O Escândalo da Cruz que Gera Vida: Dom Dulcênio Fontes de Matos, entre Dor e Esperança

 

Neste tempo do Advento, no chamado Domingo Gaudete, Dom Dulcênio Fontes de Matos celebra 40 anos de sacerdócio. Conheço-o há mais de vinte anos. Morei com ele, convivi de perto e muito aprendi ao longo desse caminho. É um homem de visão eclesial, pastoral e administrativa extremamente cuidadosa. Não aprecia escândalos, mas, quando necessário, faz-se voz profética, sem jamais se acovardar diante dos grandes e poderosos deste mundo.

Possui um amor profundo e inexplicável pelas vocações, um cuidado afetuoso com os seminaristas e uma atenção constante à vida dos padres. Muitas vezes, no silêncio do palácio episcopal, vi-o chorar diante de decisões difíceis que precisavam ser tomadas em relação à vida de alguns sacerdotes. Sempre demonstrou grande zelo pela formação acadêmica contínua dos presbíteros, enviando muitos para estudar nos grandes centros universitários.

Além de exímio administrador, é um homem prudente, sensato e que evita confusões desnecessárias. Sei que, quando precisa ser mais firme com algum sacerdote, isso lhe causa profunda dor no coração. Muitas vezes não compreendemos no momento, mas, com o passar do tempo, aprendemos a agradecer.

Recordo-me do dia da minha ordenação: havia tanto afeto e amor em cada gesto sacramental. Esse mesmo cuidado permanece nas ordenações diaconais e presbiterais. É um homem intenso, extremamente oblativo, que realiza tudo com grande dedicação. Sergipano “dos olhos vermelhos”, e, ao mesmo tempo, profundamente generoso.
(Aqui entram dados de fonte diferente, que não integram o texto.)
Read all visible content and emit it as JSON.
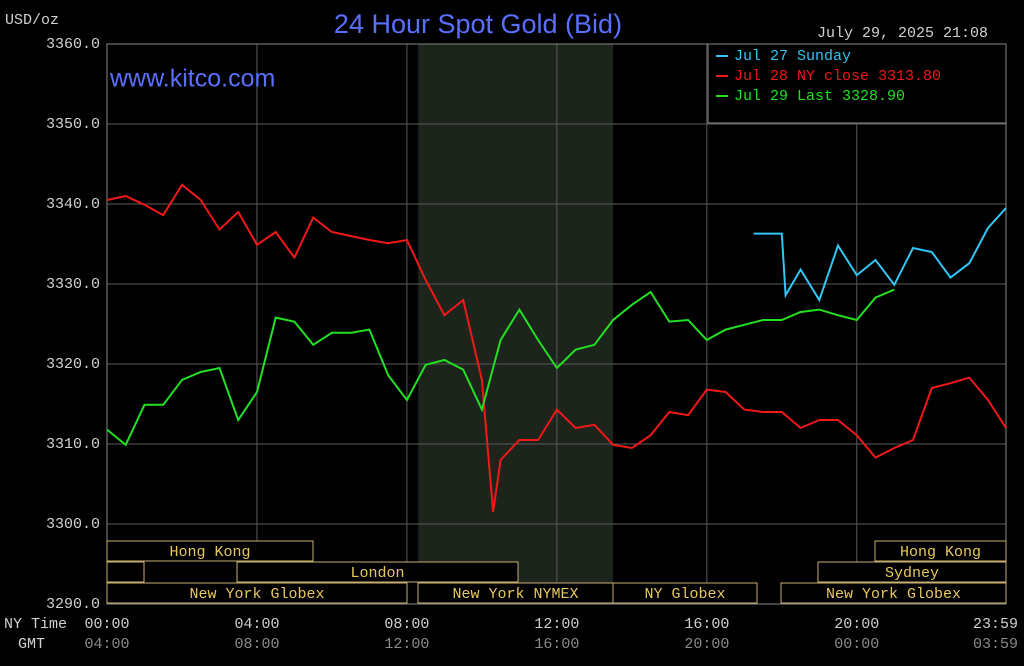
{
  "chart_data": {
    "type": "line",
    "title": "24 Hour Spot Gold (Bid)",
    "unit_label": "USD/oz",
    "watermark": "www.kitco.com",
    "timestamp": "July 29, 2025 21:08",
    "x_axis_label": "NY Time",
    "x2_axis_label": "GMT",
    "xlim": [
      0,
      23.98
    ],
    "xticks": [
      {
        "value": 0,
        "label": "00:00"
      },
      {
        "value": 4,
        "label": "04:00"
      },
      {
        "value": 8,
        "label": "08:00"
      },
      {
        "value": 12,
        "label": "12:00"
      },
      {
        "value": 16,
        "label": "16:00"
      },
      {
        "value": 20,
        "label": "20:00"
      },
      {
        "value": 23.98,
        "label": "23:59"
      }
    ],
    "x2tick_labels": [
      "04:00",
      "08:00",
      "12:00",
      "16:00",
      "20:00",
      "00:00",
      "03:59"
    ],
    "ylim": [
      3290,
      3360
    ],
    "yticks": [
      {
        "value": 3290,
        "label": "3290.0"
      },
      {
        "value": 3300,
        "label": "3300.0"
      },
      {
        "value": 3310,
        "label": "3310.0"
      },
      {
        "value": 3320,
        "label": "3320.0"
      },
      {
        "value": 3330,
        "label": "3330.0"
      },
      {
        "value": 3340,
        "label": "3340.0"
      },
      {
        "value": 3350,
        "label": "3350.0"
      },
      {
        "value": 3360,
        "label": "3360.0"
      }
    ],
    "grid": true,
    "legend": "top-right",
    "highlight_span": [
      8.3,
      13.5
    ],
    "sessions": [
      "Hong Kong",
      "London",
      "New York Globex",
      "New York NYMEX",
      "NY Globex",
      "Hong Kong",
      "Sydney",
      "New York Globex"
    ],
    "series": [
      {
        "name": "Jul 27 Sunday",
        "color": "#33c6f4",
        "x": [
          17.25,
          18.0,
          18.1,
          18.5,
          19,
          19.5,
          20,
          20.5,
          21,
          21.5,
          22,
          22.5,
          23,
          23.5,
          23.98
        ],
        "values": [
          3336.3,
          3336.3,
          3328.6,
          3331.8,
          3328,
          3334.8,
          3331.1,
          3333,
          3329.9,
          3334.5,
          3334,
          3330.8,
          3332.6,
          3337,
          3339.5
        ]
      },
      {
        "name": "Jul 28 NY close 3313.80",
        "color": "#f01818",
        "x": [
          0,
          0.5,
          1,
          1.5,
          2,
          2.5,
          3,
          3.5,
          4,
          4.5,
          5,
          5.5,
          6,
          6.5,
          7,
          7.5,
          8,
          8.5,
          9,
          9.5,
          10,
          10.3,
          10.5,
          11,
          11.5,
          12,
          12.5,
          13,
          13.5,
          14,
          14.5,
          15,
          15.5,
          16,
          16.5,
          17,
          17.5,
          18,
          18.5,
          19,
          19.5,
          20,
          20.5,
          21,
          21.5,
          22,
          22.5,
          23,
          23.5,
          23.98
        ],
        "values": [
          3340.5,
          3341,
          3339.9,
          3338.6,
          3342.4,
          3340.5,
          3336.8,
          3339,
          3334.9,
          3336.5,
          3333.3,
          3338.3,
          3336.5,
          3336,
          3335.5,
          3335.1,
          3335.5,
          3330.5,
          3326.1,
          3328,
          3318,
          3301.5,
          3308,
          3310.5,
          3310.5,
          3314.3,
          3312,
          3312.4,
          3309.9,
          3309.5,
          3311.1,
          3314,
          3313.6,
          3316.8,
          3316.5,
          3314.3,
          3314,
          3314,
          3312,
          3313,
          3313,
          3311.1,
          3308.3,
          3309.5,
          3310.5,
          3317,
          3317.6,
          3318.3,
          3315.5,
          3312
        ]
      },
      {
        "name": "Jul 29 Last 3328.90",
        "color": "#22e022",
        "x": [
          0,
          0.5,
          1,
          1.5,
          2,
          2.5,
          3,
          3.5,
          4,
          4.5,
          5,
          5.5,
          6,
          6.5,
          7,
          7.5,
          8,
          8.5,
          9,
          9.5,
          10,
          10.5,
          11,
          11.5,
          12,
          12.5,
          13,
          13.5,
          14,
          14.5,
          15,
          15.5,
          16,
          16.5,
          17,
          17.5,
          18,
          18.5,
          19,
          19.5,
          20,
          20.5,
          21
        ],
        "values": [
          3311.8,
          3309.9,
          3314.9,
          3314.9,
          3318,
          3319,
          3319.5,
          3313,
          3316.5,
          3325.8,
          3325.3,
          3322.4,
          3323.9,
          3323.9,
          3324.3,
          3318.6,
          3315.5,
          3319.9,
          3320.5,
          3319.3,
          3314.3,
          3323,
          3326.8,
          3323,
          3319.5,
          3321.8,
          3322.4,
          3325.5,
          3327.4,
          3329,
          3325.3,
          3325.5,
          3323,
          3324.3,
          3324.9,
          3325.5,
          3325.5,
          3326.5,
          3326.8,
          3326.1,
          3325.5,
          3328.3,
          3329.3
        ]
      }
    ]
  }
}
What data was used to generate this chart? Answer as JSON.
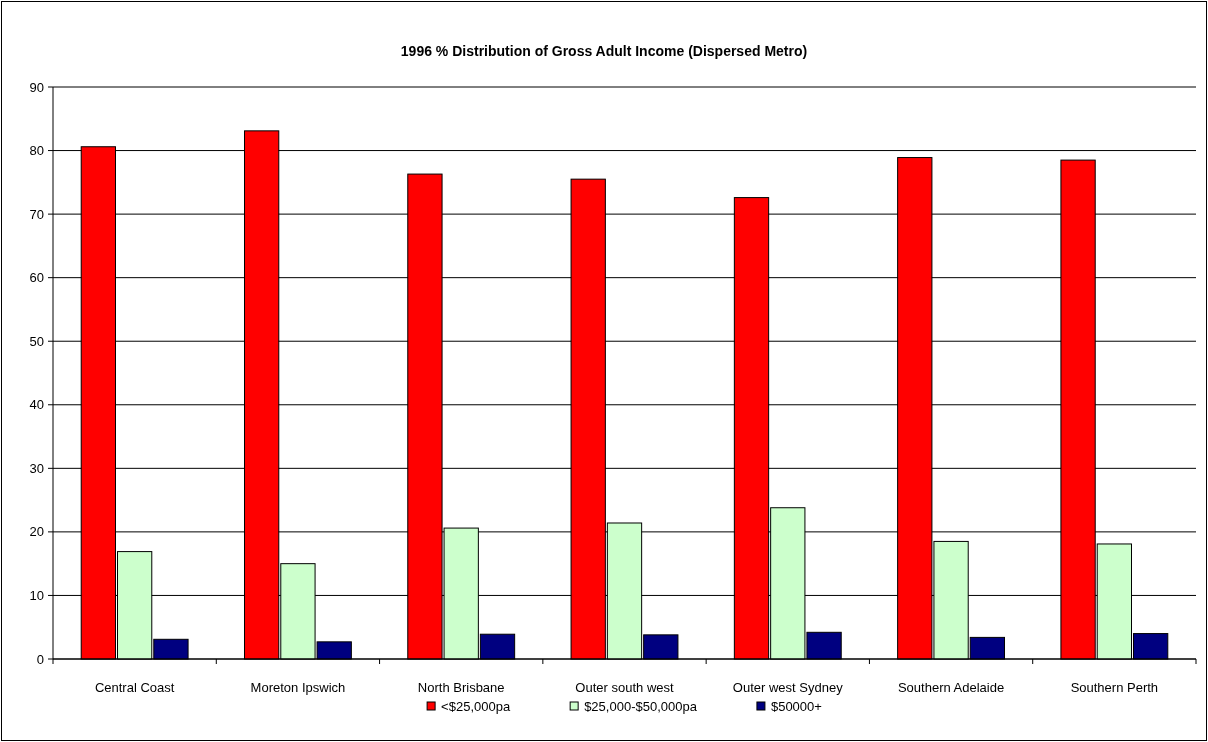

Nos últimos anos da minha vida presbiteral, tenho vivido situações complexas e, mesmo à distância, nele encontrei acolhimento e orientações firmes e assertivas. Entre nós existe uma ligação filial profundamente bondosa. Sei que, quando precisar, posso contar com ele.

Na homilia de hoje, na Catedral Diocesana de Campina Grande, o prelado sergipano, com os olhos marejados, partilhou:

“Meu início vocacional foi marcado por mais cruzes do que alegrias. Quando me ordenei, prometi três coisas: 1) ser fiel a Deus; 2) atender as confissões com paciência; 3) ter um olhar especial para os jovens. Porque foi justamente quando mais precisei — inclusive diante das dificuldades vividas com meu próprio pároco — que encontrei apoio no grupo de jovens. Se eu tivesse de começar tudo de novo, começaria hoje, porque os momentos mais difíceis que vivi me fizeram crescer. Sempre estive nas mãos de Nossa Senhora. É Ela quem me apresenta ao seu Filho. O maior presente que Deus me deu nesta caminhada foi estar aqui em Campina Grande com vocês. Sinto o amor de todos. Tenho um amor muito grande pelos seminaristas e pelos padres. Minha maior alegria é oferecer aos meus padres idosos um lugar digno para viver. É dever da Igreja cuidar dos padres idosos e doentes.”

E a vida, na caminhada sacerdotal e episcopal, ofereceu-lhe muitas alegrias, pois plantastes abundante amor no coração das pessoas por onde passastes. Hoje, Vossa Excelência pode dizer com o salmista:

“Ó justos, alegrai-vos e regozijai-vos no Senhor. Exultai, todos vós, retos de coração.” (Sl 31,11)

Hoje fiz questão de estar com ele, abraçá-lo e agradecer pelo dom do sacerdócio que me foi conferido por suas “santas e veneráveis mãos”. Sua vida é um dom precioso da bondade e da providência divina. Renovo, neste dia, meu amor filial, meu afeto e a certeza de que ele estará sempre presente em minhas mais diletas orações.

 

No dia 12 de dezembro, por ocasião das ordenações diaconais na Catedral Diocesana, destacou o bispo:

“Cada um de nós deve ser um indicador claro, que aponte, com o exemplo e a palavra, o caminho certo que, por meio de Maria, termina na pessoa de Cristo.”

Vossa vida, caríssimo Dom Dulcênio, tem sido esse indicador de bondade, amor, misericórdia e cuidado com todos os presbíteros, diáconos, seminaristas e com todo o povo de Deus.